Jonathon Shaevitz, CEO, Maxifier

“In the ad tech arms race, most of the fire power is in the hands of the buy side so the emergence of programmatic selling technologies would begin to give the publishers some new weapons to address the imbalance. For me ‘programmatic’ simply means ‘making things easier via technology’, irrespective if this is on the buy or sell side. Most importantly, programmatic selling should not be seen as simply RTB. The buying, delivery and execution of a directly sold campaign is notoriously inefficient so focus should be on solving this problem. Programmatic selling needs to move some of the margin from intermediaries to the publishers.  It should harness technology to save time, automate processes, removing complexities, and ensure the whole process runs more smoothly, while helping buyers and sellers deliver better performance.

When it comes to programmatic premium selling, you need to choose your technology wisely. The needs of premium are different from the needs of remnant, so the technologies developed for monetizing low value inventory cannot become technologies for helping sell high-value, guaranteed premium inventory.”
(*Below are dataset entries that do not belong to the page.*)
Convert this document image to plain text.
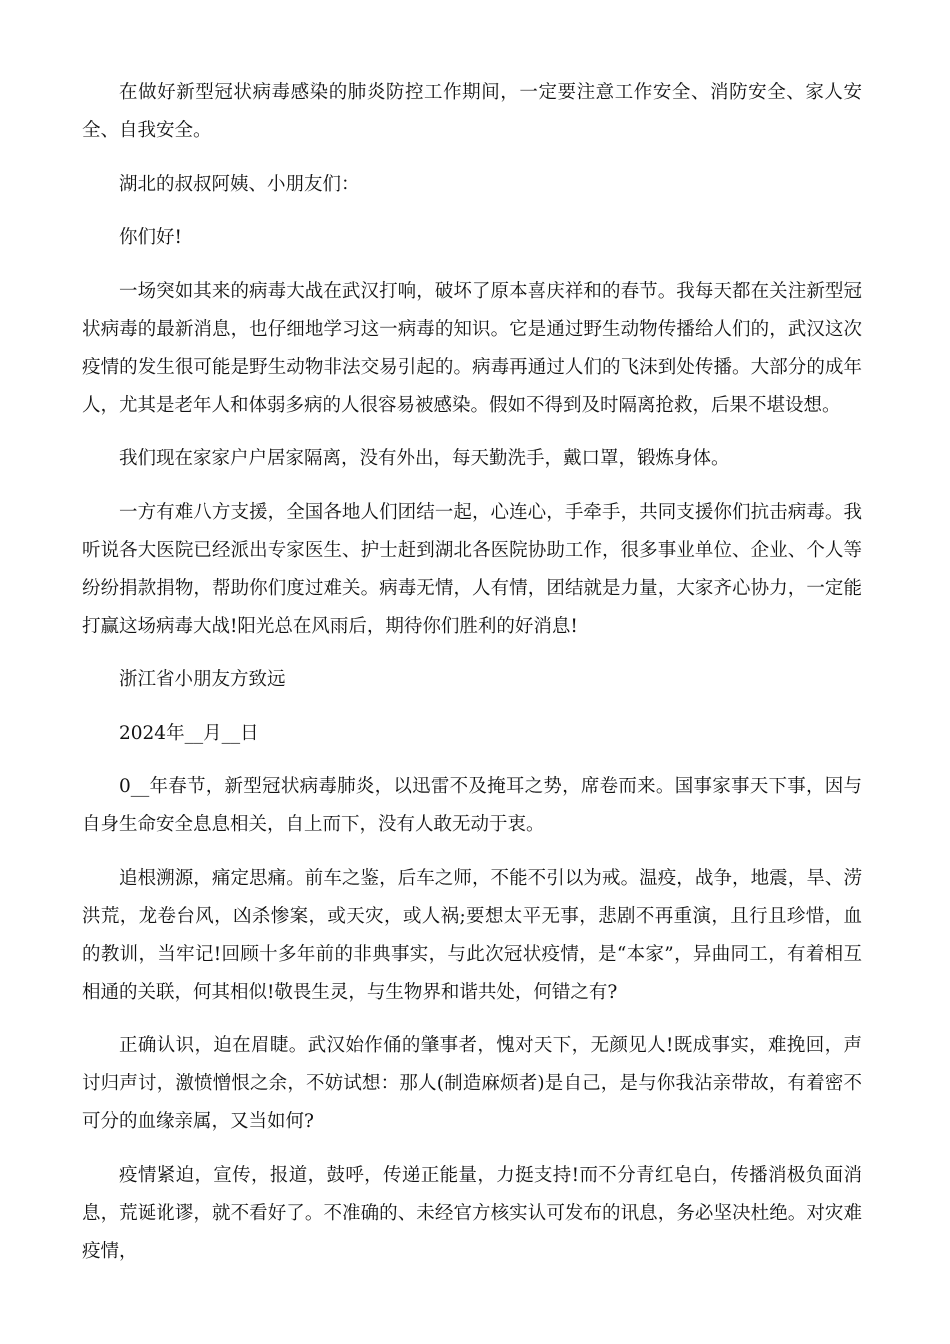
在做好新型冠状病毒感染的肺炎防控工作期间，一定要注意工作安全、消防安全、家人安全、自我安全。

湖北的叔叔阿姨、小朋友们：

你们好!

一场突如其来的病毒大战在武汉打响，破坏了原本喜庆祥和的春节。我每天都在关注新型冠状病毒的最新消息，也仔细地学习这一病毒的知识。它是通过野生动物传播给人们的，武汉这次疫情的发生很可能是野生动物非法交易引起的。病毒再通过人们的飞沫到处传播。大部分的成年人，尤其是老年人和体弱多病的人很容易被感染。假如不得到及时隔离抢救，后果不堪设想。

我们现在家家户户居家隔离，没有外出，每天勤洗手，戴口罩，锻炼身体。

一方有难八方支援，全国各地人们团结一起，心连心，手牵手，共同支援你们抗击病毒。我听说各大医院已经派出专家医生、护士赶到湖北各医院协助工作，很多事业单位、企业、个人等纷纷捐款捐物，帮助你们度过难关。病毒无情，人有情，团结就是力量，大家齐心协力，一定能打赢这场病毒大战!阳光总在风雨后，期待你们胜利的好消息!

浙江省小朋友方致远

2024年__月__日

0__年春节，新型冠状病毒肺炎，以迅雷不及掩耳之势，席卷而来。国事家事天下事，因与自身生命安全息息相关，自上而下，没有人敢无动于衷。

追根溯源，痛定思痛。前车之鉴，后车之师，不能不引以为戒。温疫，战争，地震，旱、涝洪荒，龙卷台风，凶杀惨案，或天灾，或人祸;要想太平无事，悲剧不再重演，且行且珍惜，血的教训，当牢记!回顾十多年前的非典事实，与此次冠状疫情，是“本家”，异曲同工，有着相互相通的关联，何其相似!敬畏生灵，与生物界和谐共处，何错之有?

正确认识，迫在眉睫。武汉始作俑的肇事者，愧对天下，无颜见人!既成事实，难挽回，声讨归声讨，激愤憎恨之余，不妨试想：那人(制造麻烦者)是自己，是与你我沾亲带故，有着密不可分的血缘亲属，又当如何?

疫情紧迫，宣传，报道，鼓呼，传递正能量，力挺支持!而不分青红皂白，传播消极负面消息，荒诞讹谬，就不看好了。不准确的、未经官方核实认可发布的讯息，务必坚决杜绝。对灾难疫情，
Tom Shields, Founder and Chief Strategy Officer, Yieldex

“Programmatic selling is any time a publisher sells inventory without directly communicating with the buyer. Selling via exchanges fits this definition. Buyers like programmatic, because they can efficiently get scale, and commoditization drives prices down. Publishers typically don’t like it, because programmatic robs them of their ability to differentiate, and introduces more middlemen to take margin. One of the most interesting areas of ad tech innovation right now is in trying to capture the best of both programmatic and direct, to preserve publisher differentiation, but still allow efficient audience buying.”